Cunha Couto

Gestor de Crises

Magnifica Humanitas 

Design sem nome

Na encíclica Magnifica Humanitas, o Papa Leão XIV faz um alerta contemporâneo sobre os riscos da inteligência artificial e da aceleração tecnológica sem limites éticos. O documento pede que governos e sociedades desacelerem a corrida pela IA e criem mecanismos capazes de conter a desinformação, a manipulação social e a escalada de conflitos armados alimentados por sistemas autônomos.

Para o pontífice, a humanidade vive uma “mudança de época”, em que o poder tecnológico deixou de estar concentrado apenas nos Estados e passou a ser dominado também por grandes corporações transnacionais. A preocupação central não é a tecnologia em si, mas quem a controla, com quais objetivos e sob quais limites morais.

A encíclica adverte que algoritmos podem amplificar discursos de ódio, transformar guerras em operações cada vez mais automatizadas e reduzir o ser humano a simples dados e indicadores de desempenho.

O documento critica a cultura contemporânea que transforma a paz em um simples intervalo entre conflitos e alerta para o uso político das guerras como forma de distração diante de crises internas.
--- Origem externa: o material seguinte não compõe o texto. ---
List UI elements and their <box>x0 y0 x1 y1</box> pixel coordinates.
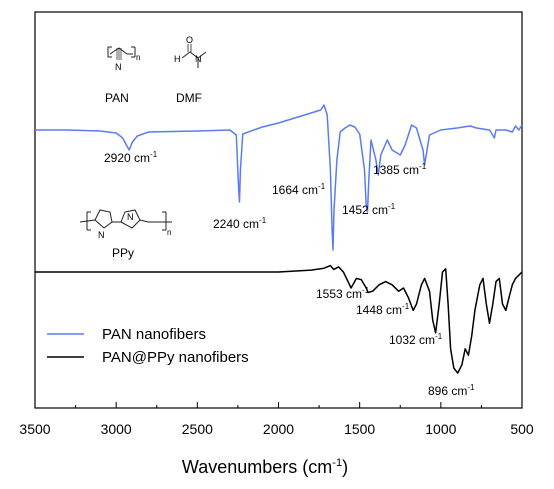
dmf-atom-n: N <box>195 54 202 64</box>
x-tick-label: 3500 <box>19 421 50 437</box>
annot-2240: 2240 cm-1 <box>213 216 267 231</box>
annot-1385: 1385 cm-1 <box>373 162 427 177</box>
series-line-0 <box>35 104 523 251</box>
dmf-atom-o: O <box>186 35 193 45</box>
pan-structure-n-sub: n <box>136 53 140 62</box>
dmf-structure <box>181 44 207 68</box>
annot-1452: 1452 cm-1 <box>342 202 396 217</box>
annot-1032: 1032 cm-1 <box>389 332 443 347</box>
annot-2920: 2920 cm-1 <box>104 150 158 165</box>
x-tick-label: 500 <box>510 421 534 437</box>
legend-label-pan-ppy: PAN@PPy nanofibers <box>102 349 249 366</box>
pan-label: PAN <box>105 91 129 105</box>
x-axis-title-unit: cm <box>308 457 332 477</box>
ppy-n-sub: n <box>167 228 171 237</box>
x-axis-title-text: Wavenumbers <box>182 457 297 477</box>
x-tick-label: 2000 <box>263 421 294 437</box>
x-axis-title: Wavenumbers (cm-1) <box>182 457 348 477</box>
legend-label-pan: PAN nanofibers <box>102 326 206 343</box>
x-tick-label: 1500 <box>344 421 375 437</box>
annot-1553: 1553 cm-1 <box>316 286 370 301</box>
ppy-nh-left: N <box>98 230 105 240</box>
x-tick-label: 2500 <box>182 421 213 437</box>
peak-annotations: 2920 cm-1 2240 cm-1 1664 cm-1 1452 cm-1 … <box>104 150 475 398</box>
annot-896: 896 cm-1 <box>428 383 475 398</box>
ppy-structure <box>79 209 172 231</box>
x-axis-title-unit-exp: -1 <box>332 457 342 469</box>
series-line-1 <box>35 264 523 374</box>
series-layer <box>35 104 523 374</box>
ppy-nh-right: N <box>127 212 134 222</box>
legend: PAN nanofibers PAN@PPy nanofibers <box>47 326 249 366</box>
annot-1664: 1664 cm-1 <box>272 182 326 197</box>
x-tick-label: 1000 <box>425 421 456 437</box>
x-axis-ticks: 3500 3000 2500 2000 1500 1000 500 <box>19 402 534 437</box>
pan-structure <box>107 46 136 60</box>
x-tick-label: 3000 <box>101 421 132 437</box>
ppy-label: PPy <box>112 246 134 260</box>
annot-1448: 1448 cm-1 <box>356 302 410 317</box>
dmf-atom-h: H <box>174 54 181 64</box>
pan-structure-atom-n: N <box>115 62 122 72</box>
dmf-label: DMF <box>176 91 202 105</box>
Em oposição à lógica da força, a encíclica propõe uma ética centrada no bem comum, na solidariedade e na preservação daquilo que chama de “magnífica humanidade”.

Enfim, a encíclica toca em um ponto decisivo do século XXI: a humanidade criou ferramentas poderosíssimas antes de amadurecer moralmente para utilizá-las. A inteligência artificial pode servir ao progresso humano ou acelerar processos de desumanização. O grande desafio não será, pois, tecnológico, mas civilizacional: impedir que o ser humano seja substituído pela lógica fria do poder, do lucro e do controle.